Le groupe vient de John Dwyer, tête pensante et chantante, multi-instrumentiste qui, depuis la fin des années 1990, reprend les bonnes vieilles bases du garage pour passer le cap du nouveau siècle. À peine sorti de son adolescence à Providence (Rhode Island), John tourne le dos à l’école direction les salles de concerts et les états altérés de la conscience. Après avoir accumulé les petits boulots, il veut en découdre. En 1997, il déménage à San Francisco et, avec son acolyte Jeff Rosenberg, John forme Pink & Brown, un groupe de punk hardcore qui fait tellement de bruit qu’il finit par le faire connaître. Dwyer s’agite dans tous les sens, il multipliait déjà les projets – Coachwhips, Dig That Body Up, Yikes – une jambe dans le garage, l’autre dans le métal indus, et avec Osees encore, il est question de secouer les tympans autant que le corps.
Un groupe qui donne envie
Quand il file en solo, c’est même la bougeotte en ce qui concerne le nom du groupe, comme pour amplifier un brouillard de larsens et de pédales d’effets, la formation répond aux noms d’OCS, Thee Oh Sees, Oh Sees. Dwyer n’est jamais rassasié de disques et de concerts, quand il n’enregistre pas des démos à gogos, à croire qu’il passe plus de temps pratiquer la musique qu’à ne pas en faire, à croire même que son souffle et son pouls sont maintenus par l’électricité statique; pour lui arrêter de jouer, c’est arrêter de vivre. Mais il n’est pas question de pratiquer le rock par-dessus la jambe, l’illumination est encore mieux capturée dans l’urgence; comme on dirait de quelqu’un qu’il se regarde écrire, Dwyer ne s’écoute pas jouer; son rock est foisonnant et trépidant.
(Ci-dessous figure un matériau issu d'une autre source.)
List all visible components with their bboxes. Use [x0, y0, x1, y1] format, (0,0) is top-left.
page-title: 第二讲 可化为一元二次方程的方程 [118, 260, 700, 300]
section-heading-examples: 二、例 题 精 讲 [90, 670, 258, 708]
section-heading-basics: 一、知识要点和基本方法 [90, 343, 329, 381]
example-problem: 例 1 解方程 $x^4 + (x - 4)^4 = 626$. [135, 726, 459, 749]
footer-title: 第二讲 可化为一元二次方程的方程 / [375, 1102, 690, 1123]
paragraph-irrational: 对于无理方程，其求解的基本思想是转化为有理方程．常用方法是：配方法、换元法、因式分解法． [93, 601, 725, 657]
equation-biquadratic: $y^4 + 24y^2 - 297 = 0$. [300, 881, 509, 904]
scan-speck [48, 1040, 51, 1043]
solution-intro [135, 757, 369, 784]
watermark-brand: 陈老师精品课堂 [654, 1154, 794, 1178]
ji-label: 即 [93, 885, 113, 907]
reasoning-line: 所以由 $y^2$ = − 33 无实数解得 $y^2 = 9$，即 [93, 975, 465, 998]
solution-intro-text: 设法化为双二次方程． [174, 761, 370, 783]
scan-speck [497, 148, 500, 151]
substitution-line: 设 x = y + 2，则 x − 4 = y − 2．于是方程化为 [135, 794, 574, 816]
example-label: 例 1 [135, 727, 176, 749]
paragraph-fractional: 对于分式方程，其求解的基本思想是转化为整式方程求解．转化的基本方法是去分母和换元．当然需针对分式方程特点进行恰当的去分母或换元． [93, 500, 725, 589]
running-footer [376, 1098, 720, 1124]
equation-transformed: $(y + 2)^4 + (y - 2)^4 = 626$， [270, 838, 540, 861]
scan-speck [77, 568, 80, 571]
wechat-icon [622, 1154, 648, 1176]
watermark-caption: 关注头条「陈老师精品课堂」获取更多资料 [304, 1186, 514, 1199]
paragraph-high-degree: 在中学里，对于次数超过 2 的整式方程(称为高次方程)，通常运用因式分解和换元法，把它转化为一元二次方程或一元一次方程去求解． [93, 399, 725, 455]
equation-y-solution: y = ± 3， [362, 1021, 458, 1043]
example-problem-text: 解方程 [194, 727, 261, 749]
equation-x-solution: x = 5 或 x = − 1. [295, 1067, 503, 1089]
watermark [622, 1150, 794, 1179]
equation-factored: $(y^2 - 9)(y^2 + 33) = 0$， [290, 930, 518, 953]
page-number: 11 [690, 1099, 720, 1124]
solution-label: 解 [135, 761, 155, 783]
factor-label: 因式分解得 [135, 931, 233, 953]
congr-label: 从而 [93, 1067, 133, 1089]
Depuis le premier album précité, encadré par de la freak folk, Osees mélange à son garage lo-fi et psychédélique du free jazz, du space rock, du hard rock, le tout saupoudré par un feeling funky. S’il y a des relents de Can ou de Suicide, il y a des bouts de Brian Jonestown Massacre (un morceau comme „Dead Energy“). Le krautrock s’agite aussi avec „The Virologist“, qui dure et qui dure (presque quinze minutes) ou à travers son projet Damaged Bug. On y trouve encore de la pop saturée, du mellotron, du saxophone, des orgues, des synthés, et puis le field recording qui laisse la vie se faufiler. Pour consolider le tout, une voix bave et escalade les aigus, complétée par celle de Brigid Dawson, devenue la moitié mélodique de John Dwyer et les mains du clavier et du tambourin.
S’il faut bien tenir la note, le groupe n’est pas en perte de vitesse dans les années 2010, comme l’attestent les très bons disques „Warm Slime“ (2010) ou „Floating Coffin“ (2013). Et c’est là le moment d’aller vers les déviations progressives, comme sur „Henchlock“, un morceau qui fait exploser les compteurs avec plus de vingt minutes de virtuosité. Depuis 2020? Six albums en plus d’une tournée, évidemment, qui s’étire jusqu’à jeudi soir à la Kulturfabrik. Voilà un groupe qui donnerait envie de citer à son sujet le plus gros tube d’un combo, The Strokes, avec qui il serait aujourd’hui impossible de le comparer – le morceau, c’est „The End Has No End“.